Revelation is the action whereby God gives Himself in the Person of Jesus Christ. Faith is the action whereby the believer becomes the Person of Jesus Christ. Joseph Ratzinger proclaimed: “‘revelation’ is always a concept denoting an act. The word refers to the act in which God shows himself, not to the objectified result of this act.” And now faith: “And because this is so, the receiving subject is always also a part of the concept of ‘revelation.’ Where there is no one to perceive ‘revelation,’ no re-vel-ation has occurred, because no veil has been removed. By definition, revelation requires a someone who apprehends it…. Revelation precedes Scripture and becomes deposited in Scripture but is not simply identical with it.”[1]
When the person makes the gift of self to the Person of Christ, the act that we call “faith,” the person experiences what it is to be Christ, and there accompanies this experience the consciousness being like God. It is an attitude, a perception of meaning, an understanding in the sense of perception on the plane of a distinct horizon.
This experience of Christ is critical to of epistemological realism. To not have it is not have the experience of being in an immediate fashion but always to perceive “things” mediately, and therefore with distortion. Julian Carron remarked: “It is very important for us to stick to experience without disconnecting ourselves from [this immediate perception] for even an instant. AS soon as we disconnect ourselves, we being a discourse that is ‘pasted on’ to life, and we no longer understand anything.’ What Fr. Giussani taught us is a look that passes from appearances to the You, the ultimate depth of everything, of reality, and therefore it is through what you do that you realize that you are lacking something, that the desire for Something Other is reawakened. This is what I mean when I say that the idea of Mystery is lacking. It is not because I do something ‘religious,’ like saying Morning Prayer, for example, that the Mystery comes in!”
A Helpful Metaphor: The Fresco or the Mere Painting, Secco.
Actions, including so called “religious” actions, when not done with the whole self, such that we call them “ faith,” do not become part of the self, and therefore a development of the self. By them, we do not become Christ (who is self-gift). They are like paintings done on dry plaster walls. The pigment adheres extrinsically, and with time peels off. It fails to become part of the wall.
The difference is self-gift as opposed to performance. Consider the metaphor in the contrast between “buon fresco” and “fesco secco.”
From Wikipedia:
Buon fresco technique consists of painting in pigment mixed with water on a thin layer of wet, fresh, lime mortar or plaster, for which the Italian word for plaster, intonaco, is used. Because of the chemical makeup of the plaster, a binder is not required, as the pigment mixed solely with the water will sink into the intonaco, which itself becomes the medium holding the pigment. The pigment is absorbed by the wet plaster; after a number of hours, the plaster dries and reacts with the air: it is this chemical reaction which fixes the pigment particles in the plaster. One of the first painters in the post-classical period to use this technique was the Isaac Master in the Upper Basilica of Saint Francis in Assisi.

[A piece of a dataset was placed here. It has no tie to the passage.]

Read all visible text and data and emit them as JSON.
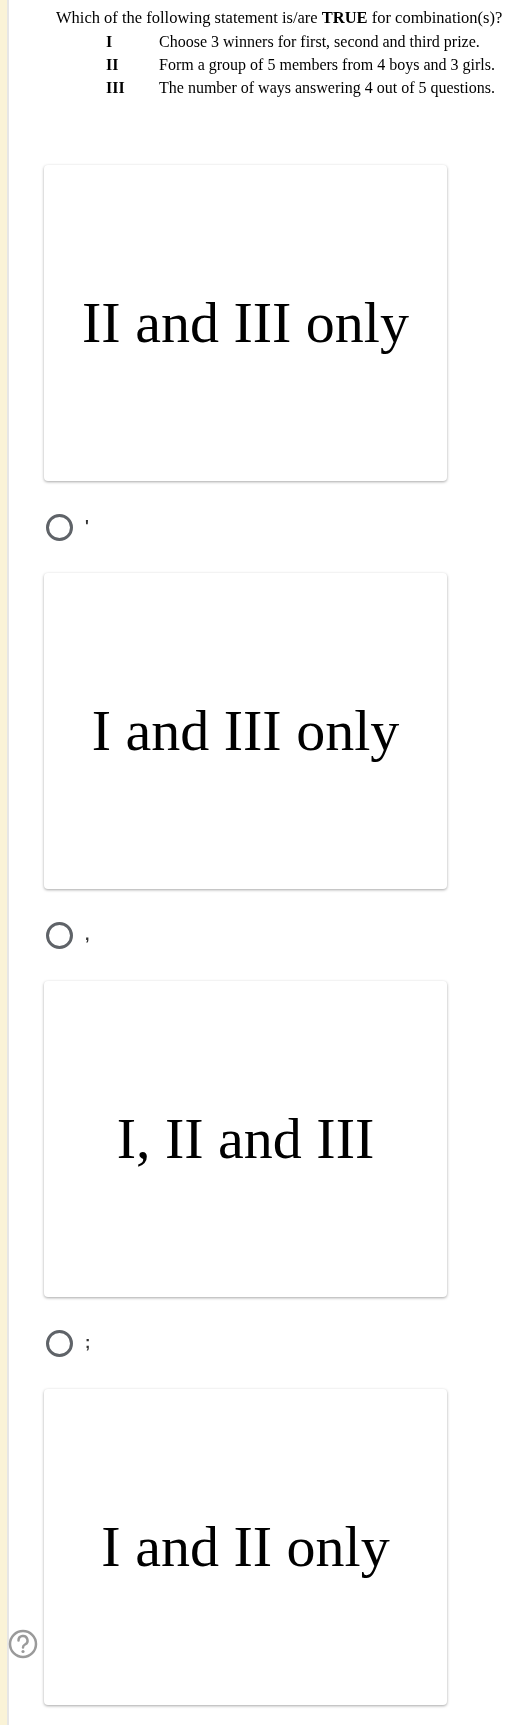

Fresco-secco (or a secco) is a fresco painting technique in which watercolors are applied to dry plaster that has been moistened to simulate fresh plaster. In true fresco (buon fresco), the plaster is still fresh and has not dried when the watercolors are introduced.
Because the pigments do not become part of the wall, as in buon fresco, fresco-secco paintings are less durable. The colors may flake off the painting as time goes by. But it has the advantage of being able to work indefinitely longer time or make aftertouch.
[1] J. Ratzinger, “Milestones…” Ignatius (1997) 108-109.